I couldn’t wait to grow up and be able to read: then I’d be able to understand the messages everyone else failed to notice, even though they were broadcast with such fat, black-scented letters. Or worse yet, they purposely pretended not to see them.

Instead, the adults became even heavier, they drooped, they began dragging their exhausted legs — surely from the pointlessness of it all. I never figured it out in any case, and in my failure to understand I simply despised them. I begged them to sign me up for more and more new sports, and to leave me to my own devices. I strained my sinews, but despite this effort I didn’t feel like I had achieved anything. “Bravo,” they told me, “you’re improving yourself.” But I knew: if I continue on like this, I’ll just end up as an average athlete, most probably a gym teacher. Then I joined the army. Then I was discharged. In the interim between these two events nothing happened. Nothing except getting close to K-shev from a rather strange angle, getting dangerously close alongside him and dangerously near.

Was I hoping for something more? Of course. My secret weapon was Hope—one of the socialist-era concrete jungles on Sofia’s outskirts. By the way, I always knew that a white rabbit could pop out of the concrete top-hat of that neighborhood and cut across my life with joyful hops. Not expecting anything in particular doesn’t mean that you don’t have hopes. So I wasn’t waiting for anything, on the contrary, I had even thoroughly given myself over to the general despair. And then it happened all of its own accord. I just had to get far enough away from home, to find myself in no-man’s-land. What better place than the Hope neighborhood?

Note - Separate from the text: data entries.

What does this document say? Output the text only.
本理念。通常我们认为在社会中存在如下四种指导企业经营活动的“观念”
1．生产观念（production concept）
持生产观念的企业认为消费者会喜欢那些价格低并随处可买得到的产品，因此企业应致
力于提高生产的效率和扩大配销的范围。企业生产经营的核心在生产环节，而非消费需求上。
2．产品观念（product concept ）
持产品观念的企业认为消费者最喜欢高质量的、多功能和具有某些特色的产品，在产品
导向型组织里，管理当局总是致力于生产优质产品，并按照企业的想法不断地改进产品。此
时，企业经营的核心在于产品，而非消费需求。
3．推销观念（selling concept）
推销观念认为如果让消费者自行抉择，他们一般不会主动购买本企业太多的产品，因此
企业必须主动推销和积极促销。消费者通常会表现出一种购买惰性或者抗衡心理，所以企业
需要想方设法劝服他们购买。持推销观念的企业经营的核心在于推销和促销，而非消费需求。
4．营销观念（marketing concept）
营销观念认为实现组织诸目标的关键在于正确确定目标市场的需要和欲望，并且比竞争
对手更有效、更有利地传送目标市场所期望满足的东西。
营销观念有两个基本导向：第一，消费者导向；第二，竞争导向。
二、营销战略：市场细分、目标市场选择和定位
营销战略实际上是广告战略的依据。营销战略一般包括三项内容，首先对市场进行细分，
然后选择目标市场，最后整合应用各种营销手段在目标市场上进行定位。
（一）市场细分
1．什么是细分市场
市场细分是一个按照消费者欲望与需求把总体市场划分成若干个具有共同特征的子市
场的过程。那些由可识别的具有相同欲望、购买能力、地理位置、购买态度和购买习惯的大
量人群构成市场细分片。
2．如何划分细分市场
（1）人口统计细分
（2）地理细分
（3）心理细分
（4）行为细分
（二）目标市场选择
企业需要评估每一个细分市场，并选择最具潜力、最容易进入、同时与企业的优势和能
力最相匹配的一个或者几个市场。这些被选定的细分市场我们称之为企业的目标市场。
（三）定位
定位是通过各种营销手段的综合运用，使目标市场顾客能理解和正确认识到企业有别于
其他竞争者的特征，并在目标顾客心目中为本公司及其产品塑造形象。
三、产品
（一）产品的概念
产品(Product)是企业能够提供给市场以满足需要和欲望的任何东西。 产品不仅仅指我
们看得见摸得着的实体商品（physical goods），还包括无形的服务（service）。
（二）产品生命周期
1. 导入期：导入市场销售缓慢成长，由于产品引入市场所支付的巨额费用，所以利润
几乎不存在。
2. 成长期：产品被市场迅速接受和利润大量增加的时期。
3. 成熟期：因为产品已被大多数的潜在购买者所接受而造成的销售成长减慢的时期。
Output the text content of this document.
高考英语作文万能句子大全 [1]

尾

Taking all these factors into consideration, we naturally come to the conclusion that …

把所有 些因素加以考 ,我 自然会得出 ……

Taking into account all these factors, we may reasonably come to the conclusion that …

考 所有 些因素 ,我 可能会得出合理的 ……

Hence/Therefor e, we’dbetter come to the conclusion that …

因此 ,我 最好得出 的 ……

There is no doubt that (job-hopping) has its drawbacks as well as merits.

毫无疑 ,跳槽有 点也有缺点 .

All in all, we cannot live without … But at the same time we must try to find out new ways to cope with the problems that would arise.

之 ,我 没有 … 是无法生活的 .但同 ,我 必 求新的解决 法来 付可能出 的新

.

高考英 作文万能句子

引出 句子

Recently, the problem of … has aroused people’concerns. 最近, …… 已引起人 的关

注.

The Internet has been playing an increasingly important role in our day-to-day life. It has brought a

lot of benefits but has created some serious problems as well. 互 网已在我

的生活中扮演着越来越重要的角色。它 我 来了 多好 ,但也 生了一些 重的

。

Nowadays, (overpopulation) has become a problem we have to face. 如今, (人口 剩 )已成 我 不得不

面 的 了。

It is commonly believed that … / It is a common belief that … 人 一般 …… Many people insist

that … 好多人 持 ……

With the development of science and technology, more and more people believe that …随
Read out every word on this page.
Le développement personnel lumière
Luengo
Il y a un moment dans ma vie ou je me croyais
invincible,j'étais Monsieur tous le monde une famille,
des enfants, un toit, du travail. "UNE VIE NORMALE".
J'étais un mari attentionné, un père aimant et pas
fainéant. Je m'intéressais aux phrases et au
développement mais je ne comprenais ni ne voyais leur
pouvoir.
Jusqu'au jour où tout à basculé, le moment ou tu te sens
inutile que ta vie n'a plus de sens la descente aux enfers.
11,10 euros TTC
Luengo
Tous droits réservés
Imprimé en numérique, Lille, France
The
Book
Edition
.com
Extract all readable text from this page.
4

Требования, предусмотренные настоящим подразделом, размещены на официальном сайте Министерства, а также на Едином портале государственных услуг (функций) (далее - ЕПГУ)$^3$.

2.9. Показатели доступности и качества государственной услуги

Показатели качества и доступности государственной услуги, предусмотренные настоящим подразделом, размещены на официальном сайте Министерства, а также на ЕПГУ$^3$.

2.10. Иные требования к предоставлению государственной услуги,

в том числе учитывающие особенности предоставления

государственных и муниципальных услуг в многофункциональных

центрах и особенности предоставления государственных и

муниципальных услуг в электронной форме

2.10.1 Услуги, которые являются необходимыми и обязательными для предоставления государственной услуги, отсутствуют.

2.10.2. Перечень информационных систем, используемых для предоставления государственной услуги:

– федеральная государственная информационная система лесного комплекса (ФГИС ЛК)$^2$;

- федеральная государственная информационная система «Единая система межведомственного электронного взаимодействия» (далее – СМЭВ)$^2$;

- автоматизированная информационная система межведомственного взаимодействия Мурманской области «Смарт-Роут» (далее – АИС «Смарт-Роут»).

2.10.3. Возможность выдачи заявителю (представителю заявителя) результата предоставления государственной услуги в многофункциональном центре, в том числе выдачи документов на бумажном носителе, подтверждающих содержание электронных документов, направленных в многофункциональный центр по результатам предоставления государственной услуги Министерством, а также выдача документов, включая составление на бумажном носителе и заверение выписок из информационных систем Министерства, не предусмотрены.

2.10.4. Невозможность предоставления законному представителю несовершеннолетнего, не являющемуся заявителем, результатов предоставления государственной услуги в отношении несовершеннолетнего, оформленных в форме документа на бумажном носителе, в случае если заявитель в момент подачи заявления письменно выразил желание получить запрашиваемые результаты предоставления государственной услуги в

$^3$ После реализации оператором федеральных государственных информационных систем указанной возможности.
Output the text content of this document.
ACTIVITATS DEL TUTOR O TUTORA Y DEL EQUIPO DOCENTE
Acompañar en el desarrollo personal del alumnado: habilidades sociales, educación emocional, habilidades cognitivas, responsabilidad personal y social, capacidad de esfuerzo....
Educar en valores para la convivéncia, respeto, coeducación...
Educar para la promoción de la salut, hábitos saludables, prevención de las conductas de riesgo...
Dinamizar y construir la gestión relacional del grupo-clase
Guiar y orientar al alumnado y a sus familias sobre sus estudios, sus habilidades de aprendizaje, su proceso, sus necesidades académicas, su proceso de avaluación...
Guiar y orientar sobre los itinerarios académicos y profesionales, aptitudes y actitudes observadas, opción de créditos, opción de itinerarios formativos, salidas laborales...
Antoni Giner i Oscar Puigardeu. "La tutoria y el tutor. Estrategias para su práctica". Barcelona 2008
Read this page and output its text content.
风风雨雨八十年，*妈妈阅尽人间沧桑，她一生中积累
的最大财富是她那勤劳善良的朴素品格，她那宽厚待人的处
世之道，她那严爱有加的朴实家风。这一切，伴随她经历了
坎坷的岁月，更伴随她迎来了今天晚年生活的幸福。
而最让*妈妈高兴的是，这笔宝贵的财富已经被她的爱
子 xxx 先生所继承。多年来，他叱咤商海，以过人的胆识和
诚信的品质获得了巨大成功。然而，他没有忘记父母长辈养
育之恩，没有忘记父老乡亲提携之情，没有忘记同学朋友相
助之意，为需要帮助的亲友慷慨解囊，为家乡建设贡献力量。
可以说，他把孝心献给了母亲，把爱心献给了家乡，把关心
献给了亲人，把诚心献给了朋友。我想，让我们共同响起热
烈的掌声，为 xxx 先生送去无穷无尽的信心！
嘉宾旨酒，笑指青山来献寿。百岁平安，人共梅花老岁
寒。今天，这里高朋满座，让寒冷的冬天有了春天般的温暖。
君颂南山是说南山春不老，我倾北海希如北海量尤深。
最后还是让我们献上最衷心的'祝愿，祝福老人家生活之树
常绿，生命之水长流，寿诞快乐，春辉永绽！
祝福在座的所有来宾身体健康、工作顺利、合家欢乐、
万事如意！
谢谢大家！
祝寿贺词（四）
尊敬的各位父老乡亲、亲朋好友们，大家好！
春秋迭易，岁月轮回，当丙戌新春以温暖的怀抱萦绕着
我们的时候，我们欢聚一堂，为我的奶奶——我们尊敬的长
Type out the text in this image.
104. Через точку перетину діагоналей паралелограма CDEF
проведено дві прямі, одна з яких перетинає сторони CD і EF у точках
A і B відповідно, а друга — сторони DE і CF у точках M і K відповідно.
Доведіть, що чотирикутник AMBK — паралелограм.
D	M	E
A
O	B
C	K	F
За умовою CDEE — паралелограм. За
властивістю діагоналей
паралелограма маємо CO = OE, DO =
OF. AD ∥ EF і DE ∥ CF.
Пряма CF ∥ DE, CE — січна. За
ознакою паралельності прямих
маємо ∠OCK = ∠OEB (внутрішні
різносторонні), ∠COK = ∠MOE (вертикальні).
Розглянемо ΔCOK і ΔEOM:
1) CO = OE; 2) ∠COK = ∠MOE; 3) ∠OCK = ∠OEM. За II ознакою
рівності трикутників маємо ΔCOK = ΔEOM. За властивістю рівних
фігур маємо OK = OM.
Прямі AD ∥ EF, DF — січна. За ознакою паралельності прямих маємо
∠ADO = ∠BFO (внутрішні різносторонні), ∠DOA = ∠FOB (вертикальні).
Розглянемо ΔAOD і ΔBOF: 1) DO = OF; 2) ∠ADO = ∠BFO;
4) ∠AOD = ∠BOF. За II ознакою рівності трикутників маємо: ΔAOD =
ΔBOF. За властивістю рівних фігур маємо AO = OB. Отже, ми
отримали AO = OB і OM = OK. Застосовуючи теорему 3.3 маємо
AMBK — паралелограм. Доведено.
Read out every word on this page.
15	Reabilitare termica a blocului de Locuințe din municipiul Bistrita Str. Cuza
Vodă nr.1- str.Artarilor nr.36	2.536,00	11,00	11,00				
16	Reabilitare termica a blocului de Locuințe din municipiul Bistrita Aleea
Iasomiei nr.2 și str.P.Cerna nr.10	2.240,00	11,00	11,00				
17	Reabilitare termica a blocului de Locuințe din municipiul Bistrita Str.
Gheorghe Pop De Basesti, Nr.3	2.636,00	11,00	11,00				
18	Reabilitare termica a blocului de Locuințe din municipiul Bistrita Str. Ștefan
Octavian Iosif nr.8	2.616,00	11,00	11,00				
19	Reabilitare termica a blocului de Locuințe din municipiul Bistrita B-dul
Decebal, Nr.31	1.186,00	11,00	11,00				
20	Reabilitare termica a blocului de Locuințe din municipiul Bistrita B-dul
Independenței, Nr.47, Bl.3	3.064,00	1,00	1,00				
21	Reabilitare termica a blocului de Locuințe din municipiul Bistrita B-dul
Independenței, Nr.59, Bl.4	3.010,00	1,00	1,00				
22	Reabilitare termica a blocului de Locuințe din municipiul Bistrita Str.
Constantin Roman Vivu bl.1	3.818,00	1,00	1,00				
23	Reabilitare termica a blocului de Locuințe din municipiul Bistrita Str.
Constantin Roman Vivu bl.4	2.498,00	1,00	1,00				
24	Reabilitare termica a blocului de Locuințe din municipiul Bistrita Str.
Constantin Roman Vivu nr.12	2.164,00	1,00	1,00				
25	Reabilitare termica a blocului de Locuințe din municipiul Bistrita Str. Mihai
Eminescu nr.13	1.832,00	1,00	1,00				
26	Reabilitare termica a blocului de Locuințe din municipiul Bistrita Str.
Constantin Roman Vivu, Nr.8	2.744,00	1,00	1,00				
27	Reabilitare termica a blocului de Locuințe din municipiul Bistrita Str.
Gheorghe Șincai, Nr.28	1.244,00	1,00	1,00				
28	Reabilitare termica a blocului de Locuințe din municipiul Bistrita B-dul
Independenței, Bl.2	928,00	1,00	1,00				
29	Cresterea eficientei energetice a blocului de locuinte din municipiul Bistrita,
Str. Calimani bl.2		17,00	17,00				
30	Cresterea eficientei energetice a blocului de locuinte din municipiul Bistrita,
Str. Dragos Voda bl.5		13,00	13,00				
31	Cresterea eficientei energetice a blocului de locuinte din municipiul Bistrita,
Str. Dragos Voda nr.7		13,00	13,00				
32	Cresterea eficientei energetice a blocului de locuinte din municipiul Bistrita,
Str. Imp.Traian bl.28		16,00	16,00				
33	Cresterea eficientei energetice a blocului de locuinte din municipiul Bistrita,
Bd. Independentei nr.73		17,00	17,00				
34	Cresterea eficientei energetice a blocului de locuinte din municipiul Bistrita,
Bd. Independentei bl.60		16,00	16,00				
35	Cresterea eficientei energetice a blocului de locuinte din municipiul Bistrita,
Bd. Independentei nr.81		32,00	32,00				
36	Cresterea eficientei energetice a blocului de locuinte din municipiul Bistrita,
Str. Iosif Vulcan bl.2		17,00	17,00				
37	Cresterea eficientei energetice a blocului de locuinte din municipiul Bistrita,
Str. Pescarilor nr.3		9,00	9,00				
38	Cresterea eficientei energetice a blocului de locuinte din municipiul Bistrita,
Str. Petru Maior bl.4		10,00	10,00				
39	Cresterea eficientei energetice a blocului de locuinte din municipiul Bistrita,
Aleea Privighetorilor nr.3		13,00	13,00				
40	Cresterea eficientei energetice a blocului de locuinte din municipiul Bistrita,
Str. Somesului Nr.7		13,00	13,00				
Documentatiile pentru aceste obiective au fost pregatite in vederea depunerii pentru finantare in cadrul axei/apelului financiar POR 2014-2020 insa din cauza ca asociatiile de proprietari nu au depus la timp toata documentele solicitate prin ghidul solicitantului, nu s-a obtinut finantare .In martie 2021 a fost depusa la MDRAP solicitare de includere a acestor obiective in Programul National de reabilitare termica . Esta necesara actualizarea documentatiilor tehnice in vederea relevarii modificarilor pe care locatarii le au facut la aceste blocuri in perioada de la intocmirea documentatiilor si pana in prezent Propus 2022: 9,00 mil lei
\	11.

Late one evening I went into a store, the only one I would find open from here to downtown. I could feel my stomach growling, my head was practically spinning. But I didn’t even ask myself why I was so hungry.

I bought bread and canned meat, chocolate and generic beer. Between the metal grating of the bread rack I saw a girl in a jean jacket near the alcohol display. Short, light-brown hair, curly. Her face made me stop and stare. She was about four or five meters away, she didn’t see me. I was struck by how clean her skin seemed, if that means anything from such a distance, under the whitish sheen of the fluorescent lights. She seemed somehow self-assured, a badass. I wasn’t surprised when I saw her head toward the checkout with a bottle of vodka. I hurried over there, too — not that I had anything in mind, I simply didn’t want to let her out of my sight. So I could see her face, I got into the other checkout line. However, my line moved faster, so I went outside.

I leaned against the empty crates and broke off a hunk of bread. I started chewing, but that just made my stomach hurt even more. I sat down on a crate and leaned against the wall, I didn’t care if I got dirty. I thought it would be best to catch a cab and go home.

The door opened and I saw her coming down the stairs. She wound the plastic bag around her hand and spit the gum out of her mouth.

Then something almost unbelievable happened: the spit-out gum somehow swerved and spun, it flew up and before I could duck, it hit me in the face, right on the cheek. She burst out laughing with her hand over her mouth. Then she stepped toward me and leaned over:

“Sorry!”

I lifted my hand, touched my cheek — I could feel the moist trace of her spit on my skin.

“I didn’t mean to,” she said, her gaze guilty, but not overly so. As if she were waiting for a cue from me to smile.